Rosemary Chicken with Herbed Fingerling Potatoes

Ingredients

2 1/2 pounds boneless, skinless chicken breasts

3 cloves garlic, sliced (sliced is more flavorful than crushed)

6 tablespoons fresh rosemary

5 tablespoons extra-virgin olive oilt

Juice of one lemon, saving the peel for zesting

2 tablespoons grill seasoning blend such as Montreal Steak Seasoning and black pepper to taste

1/2 cup dry white wine (NOT cooking wine) or low sodium chicken broth

8 to 10 small fingerling (or red) potatoes, washed, whole, with skins on

Directions:

Preheat oven to 450 degrees F.
Arrange chicken and potatoes in a round glass baking dish (one that has a lid!). Coat with olive oil. Toss with garlic, rosemary, lemon zest, grill seasoning and pepper. Cover, place in oven. Roast 45 minutes. Add wine and lemon juice to the dish and combine with pan juices. Return to oven and turn oven off. Let stand 5 minutes longer then remove from the oven. Place baking dish on trivet and serve, spooning pan juices over the chicken pieces.

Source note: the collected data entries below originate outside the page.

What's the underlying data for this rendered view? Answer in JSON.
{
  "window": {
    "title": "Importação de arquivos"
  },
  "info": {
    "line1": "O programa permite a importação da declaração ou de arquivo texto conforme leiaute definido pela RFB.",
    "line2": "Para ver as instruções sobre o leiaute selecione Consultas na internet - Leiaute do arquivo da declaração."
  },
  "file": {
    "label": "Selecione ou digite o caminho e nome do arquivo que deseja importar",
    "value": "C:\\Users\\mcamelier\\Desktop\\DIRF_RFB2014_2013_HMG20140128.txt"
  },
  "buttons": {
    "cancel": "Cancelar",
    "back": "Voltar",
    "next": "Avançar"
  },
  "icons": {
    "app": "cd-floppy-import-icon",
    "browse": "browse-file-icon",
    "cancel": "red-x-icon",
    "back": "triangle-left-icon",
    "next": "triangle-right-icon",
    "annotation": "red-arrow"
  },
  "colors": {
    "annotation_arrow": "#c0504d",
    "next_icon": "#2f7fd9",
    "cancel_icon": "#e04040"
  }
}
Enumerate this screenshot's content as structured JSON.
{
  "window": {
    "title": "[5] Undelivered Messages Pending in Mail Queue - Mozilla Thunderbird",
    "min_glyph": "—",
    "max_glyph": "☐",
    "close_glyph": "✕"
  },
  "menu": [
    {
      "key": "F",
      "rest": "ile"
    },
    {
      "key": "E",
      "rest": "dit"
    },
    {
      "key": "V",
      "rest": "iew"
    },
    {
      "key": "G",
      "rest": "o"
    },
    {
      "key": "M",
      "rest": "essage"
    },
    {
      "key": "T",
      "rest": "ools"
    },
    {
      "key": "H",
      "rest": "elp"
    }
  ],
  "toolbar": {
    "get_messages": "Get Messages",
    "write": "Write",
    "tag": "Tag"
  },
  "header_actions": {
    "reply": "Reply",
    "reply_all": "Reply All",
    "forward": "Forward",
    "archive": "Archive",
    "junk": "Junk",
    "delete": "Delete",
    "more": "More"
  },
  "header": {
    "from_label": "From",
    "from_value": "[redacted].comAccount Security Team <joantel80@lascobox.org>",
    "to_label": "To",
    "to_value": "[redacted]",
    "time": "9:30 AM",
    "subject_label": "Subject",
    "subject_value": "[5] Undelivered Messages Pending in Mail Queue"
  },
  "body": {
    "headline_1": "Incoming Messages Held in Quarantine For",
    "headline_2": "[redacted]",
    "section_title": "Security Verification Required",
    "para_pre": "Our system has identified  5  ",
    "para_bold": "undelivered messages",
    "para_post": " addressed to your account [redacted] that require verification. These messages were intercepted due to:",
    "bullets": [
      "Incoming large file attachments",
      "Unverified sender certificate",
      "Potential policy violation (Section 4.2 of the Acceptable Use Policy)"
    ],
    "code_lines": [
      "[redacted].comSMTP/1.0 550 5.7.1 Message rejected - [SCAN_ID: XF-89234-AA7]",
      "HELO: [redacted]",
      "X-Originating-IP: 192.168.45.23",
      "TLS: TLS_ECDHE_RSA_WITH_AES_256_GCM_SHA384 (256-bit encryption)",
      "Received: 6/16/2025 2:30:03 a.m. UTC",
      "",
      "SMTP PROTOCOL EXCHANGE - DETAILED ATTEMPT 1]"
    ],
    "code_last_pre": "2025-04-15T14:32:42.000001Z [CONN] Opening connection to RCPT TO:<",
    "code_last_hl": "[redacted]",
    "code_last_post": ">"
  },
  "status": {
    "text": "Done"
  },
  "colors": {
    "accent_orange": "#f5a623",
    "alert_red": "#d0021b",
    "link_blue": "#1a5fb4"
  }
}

*Side note: Don’t use cooking wine. Use your favorite dry white, and drink the rest with the meal. You won’t get the full flavor if you use a cooking wine…why compromise when you can find good, affordable whites at stores like Whole Foods or Total Wine? Also, I usually serve this with a steamed vegetable like asparagus or broccoli.

3 Responses

  • This was an incredible recipe! The potatoes were perfect! I used stone cooking wear instead of glass. I also, accidently added the lemon juice ahead of time. I used fingerling potatoes and a few peeled, regular potatoes and the peeled potatoes were out of this world amazing! Use peeled potatoes! Or at least cut the fingerlings in half so the juices can soak into them. Mmmmmmm. I also used half wine and half chicken stock. No lemon zest and forgot to add the rosemary! lol, well….just wanted to share my experience. I loved it and the family loved it! Thank you!